Als Hannover 1866 preußisch wurde, positionierte sich Ulrichs gegen das neue Regime. 1867 wurde er zweimal wegen „welfischer Umtriebe“ verhaftet und schließlich aus der preußischen Provinz Hannover ausgewiesen. Nach seiner Ausweisung lebte er zunächst in Würzburg und Stuttgart. 1869 konzipierte er dann die Zeitschrift „Uranus“ für seinen „Befreiungskampf“ der Homosexuellen, die jedoch mangels Interesses nach kurzer Zeit eingestellt werden musste, aber die weltweit erste ihrer Art war.
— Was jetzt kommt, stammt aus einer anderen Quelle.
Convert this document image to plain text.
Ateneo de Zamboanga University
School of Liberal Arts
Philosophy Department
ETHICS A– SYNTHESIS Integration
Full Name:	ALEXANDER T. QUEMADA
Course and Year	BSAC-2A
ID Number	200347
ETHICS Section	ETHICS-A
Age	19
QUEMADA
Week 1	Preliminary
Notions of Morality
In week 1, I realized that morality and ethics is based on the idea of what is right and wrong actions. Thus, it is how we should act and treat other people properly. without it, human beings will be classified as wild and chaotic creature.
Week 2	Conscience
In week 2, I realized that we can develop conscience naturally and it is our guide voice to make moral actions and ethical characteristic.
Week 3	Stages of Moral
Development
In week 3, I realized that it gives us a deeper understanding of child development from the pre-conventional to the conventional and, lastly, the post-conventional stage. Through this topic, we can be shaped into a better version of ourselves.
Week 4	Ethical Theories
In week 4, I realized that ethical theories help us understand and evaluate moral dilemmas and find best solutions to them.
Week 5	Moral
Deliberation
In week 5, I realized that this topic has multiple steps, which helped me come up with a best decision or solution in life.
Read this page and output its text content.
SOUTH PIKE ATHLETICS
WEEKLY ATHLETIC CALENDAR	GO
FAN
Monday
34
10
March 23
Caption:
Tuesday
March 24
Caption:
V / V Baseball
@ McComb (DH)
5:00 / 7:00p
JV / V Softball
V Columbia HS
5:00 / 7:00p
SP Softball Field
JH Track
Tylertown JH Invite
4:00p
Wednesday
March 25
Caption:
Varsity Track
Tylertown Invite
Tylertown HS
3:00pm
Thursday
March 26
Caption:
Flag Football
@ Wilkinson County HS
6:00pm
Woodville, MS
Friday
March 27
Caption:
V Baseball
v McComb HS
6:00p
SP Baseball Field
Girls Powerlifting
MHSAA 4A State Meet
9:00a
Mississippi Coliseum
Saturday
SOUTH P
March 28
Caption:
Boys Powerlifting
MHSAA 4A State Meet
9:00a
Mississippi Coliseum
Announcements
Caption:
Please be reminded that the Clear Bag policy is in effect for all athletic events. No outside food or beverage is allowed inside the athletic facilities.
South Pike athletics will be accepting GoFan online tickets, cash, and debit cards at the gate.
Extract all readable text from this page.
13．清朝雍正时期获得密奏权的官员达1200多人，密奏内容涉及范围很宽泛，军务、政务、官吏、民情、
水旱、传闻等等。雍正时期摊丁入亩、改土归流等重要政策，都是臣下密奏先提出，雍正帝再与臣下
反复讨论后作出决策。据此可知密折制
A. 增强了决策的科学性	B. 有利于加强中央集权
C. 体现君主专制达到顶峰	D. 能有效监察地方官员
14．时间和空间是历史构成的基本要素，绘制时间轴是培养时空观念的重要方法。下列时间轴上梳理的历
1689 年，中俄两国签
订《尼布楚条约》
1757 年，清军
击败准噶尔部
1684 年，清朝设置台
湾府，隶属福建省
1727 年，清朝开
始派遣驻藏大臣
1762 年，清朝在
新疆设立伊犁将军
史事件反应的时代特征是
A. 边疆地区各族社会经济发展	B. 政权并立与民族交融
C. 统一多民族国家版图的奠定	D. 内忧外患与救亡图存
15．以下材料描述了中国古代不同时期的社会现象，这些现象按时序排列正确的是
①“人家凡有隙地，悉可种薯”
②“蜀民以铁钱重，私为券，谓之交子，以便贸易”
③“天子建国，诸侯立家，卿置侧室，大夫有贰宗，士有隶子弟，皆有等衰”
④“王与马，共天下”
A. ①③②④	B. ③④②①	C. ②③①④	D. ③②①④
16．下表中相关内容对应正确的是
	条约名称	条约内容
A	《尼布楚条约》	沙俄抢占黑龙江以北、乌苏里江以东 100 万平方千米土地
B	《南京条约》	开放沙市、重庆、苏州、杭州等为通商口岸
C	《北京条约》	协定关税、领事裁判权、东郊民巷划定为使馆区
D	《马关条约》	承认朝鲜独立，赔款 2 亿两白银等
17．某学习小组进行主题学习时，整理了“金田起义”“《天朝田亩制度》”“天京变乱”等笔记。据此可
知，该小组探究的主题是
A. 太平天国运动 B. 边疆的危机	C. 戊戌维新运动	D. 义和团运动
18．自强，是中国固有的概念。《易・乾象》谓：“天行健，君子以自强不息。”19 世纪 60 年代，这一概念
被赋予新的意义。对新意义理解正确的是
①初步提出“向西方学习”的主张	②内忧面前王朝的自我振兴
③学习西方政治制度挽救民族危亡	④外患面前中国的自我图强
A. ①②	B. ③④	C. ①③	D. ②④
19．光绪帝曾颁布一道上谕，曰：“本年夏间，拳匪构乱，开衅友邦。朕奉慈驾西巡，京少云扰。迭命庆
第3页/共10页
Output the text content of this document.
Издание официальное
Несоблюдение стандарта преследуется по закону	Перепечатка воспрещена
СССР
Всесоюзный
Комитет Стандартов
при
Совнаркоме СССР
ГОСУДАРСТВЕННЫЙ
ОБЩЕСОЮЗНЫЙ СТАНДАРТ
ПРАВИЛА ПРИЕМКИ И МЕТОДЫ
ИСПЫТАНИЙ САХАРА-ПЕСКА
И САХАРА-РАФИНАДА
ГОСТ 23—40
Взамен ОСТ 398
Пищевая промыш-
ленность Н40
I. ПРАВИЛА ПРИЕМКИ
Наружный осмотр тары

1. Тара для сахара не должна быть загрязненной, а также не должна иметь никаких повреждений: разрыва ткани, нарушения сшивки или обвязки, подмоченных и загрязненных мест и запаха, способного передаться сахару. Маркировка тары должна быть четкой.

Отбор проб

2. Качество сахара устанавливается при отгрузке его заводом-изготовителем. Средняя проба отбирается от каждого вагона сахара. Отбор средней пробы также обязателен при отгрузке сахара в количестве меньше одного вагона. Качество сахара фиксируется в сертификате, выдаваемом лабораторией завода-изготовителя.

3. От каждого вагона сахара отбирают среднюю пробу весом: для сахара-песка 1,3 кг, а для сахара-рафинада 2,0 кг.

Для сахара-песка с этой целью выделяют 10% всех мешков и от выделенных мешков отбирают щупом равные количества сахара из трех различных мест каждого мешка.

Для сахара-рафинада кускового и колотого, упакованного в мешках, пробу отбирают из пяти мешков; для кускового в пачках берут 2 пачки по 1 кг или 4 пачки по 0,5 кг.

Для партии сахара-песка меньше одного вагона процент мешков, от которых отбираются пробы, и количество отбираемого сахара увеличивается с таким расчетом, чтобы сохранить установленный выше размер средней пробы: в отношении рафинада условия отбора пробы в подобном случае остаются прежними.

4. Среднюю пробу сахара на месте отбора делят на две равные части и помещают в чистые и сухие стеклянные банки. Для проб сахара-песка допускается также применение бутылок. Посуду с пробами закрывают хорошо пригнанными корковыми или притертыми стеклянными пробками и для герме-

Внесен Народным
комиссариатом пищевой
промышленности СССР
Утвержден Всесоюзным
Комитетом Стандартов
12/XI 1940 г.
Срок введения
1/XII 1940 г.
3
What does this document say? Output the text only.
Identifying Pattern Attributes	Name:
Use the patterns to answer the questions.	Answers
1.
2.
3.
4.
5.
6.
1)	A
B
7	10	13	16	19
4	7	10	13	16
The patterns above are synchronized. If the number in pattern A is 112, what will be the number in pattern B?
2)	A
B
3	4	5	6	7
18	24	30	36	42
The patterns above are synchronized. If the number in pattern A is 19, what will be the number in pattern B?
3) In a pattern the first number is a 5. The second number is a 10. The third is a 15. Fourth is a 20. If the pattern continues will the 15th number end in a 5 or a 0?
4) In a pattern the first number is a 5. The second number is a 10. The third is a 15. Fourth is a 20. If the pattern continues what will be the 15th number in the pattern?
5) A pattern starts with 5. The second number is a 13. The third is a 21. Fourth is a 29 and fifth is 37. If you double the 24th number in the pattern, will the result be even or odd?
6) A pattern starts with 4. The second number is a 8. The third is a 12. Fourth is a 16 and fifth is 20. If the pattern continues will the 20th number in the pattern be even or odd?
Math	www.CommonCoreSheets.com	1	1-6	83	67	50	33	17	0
Als 1871 der berüchtigte Paragraph 175 reichsweit eingeführt wurde, schien Ulrichs‘ Kampf aussichtslos. In einem bewegenden Brief beschrieb er seine Erschöpfung: Er habe „viel gelitten“ wegen seiner Schriften und sei „der Ermutigung und des Trostes bedürftig“.

1880 vollzog sich der zweite große Bruch seines Lebens: Im Alter von 55 Jahren verließ Ulrichs Deutschland für immer. Er siedelte nach L’Aquila in den Abruzzen über, wo er bis zu seinem Tod am 14. Juli 1895 verblieb. Ulrichs gab die aktive Arbeit für die Homosexuellen-Emanzipation weitgehend auf und widmete sich einem anderen Ziel. Er gab von 1889 bis zu seinem Tod die Zeitschrift „Alaudae“ heraus, mit der er für Latein als internationale Kommunikationssprache eintrat.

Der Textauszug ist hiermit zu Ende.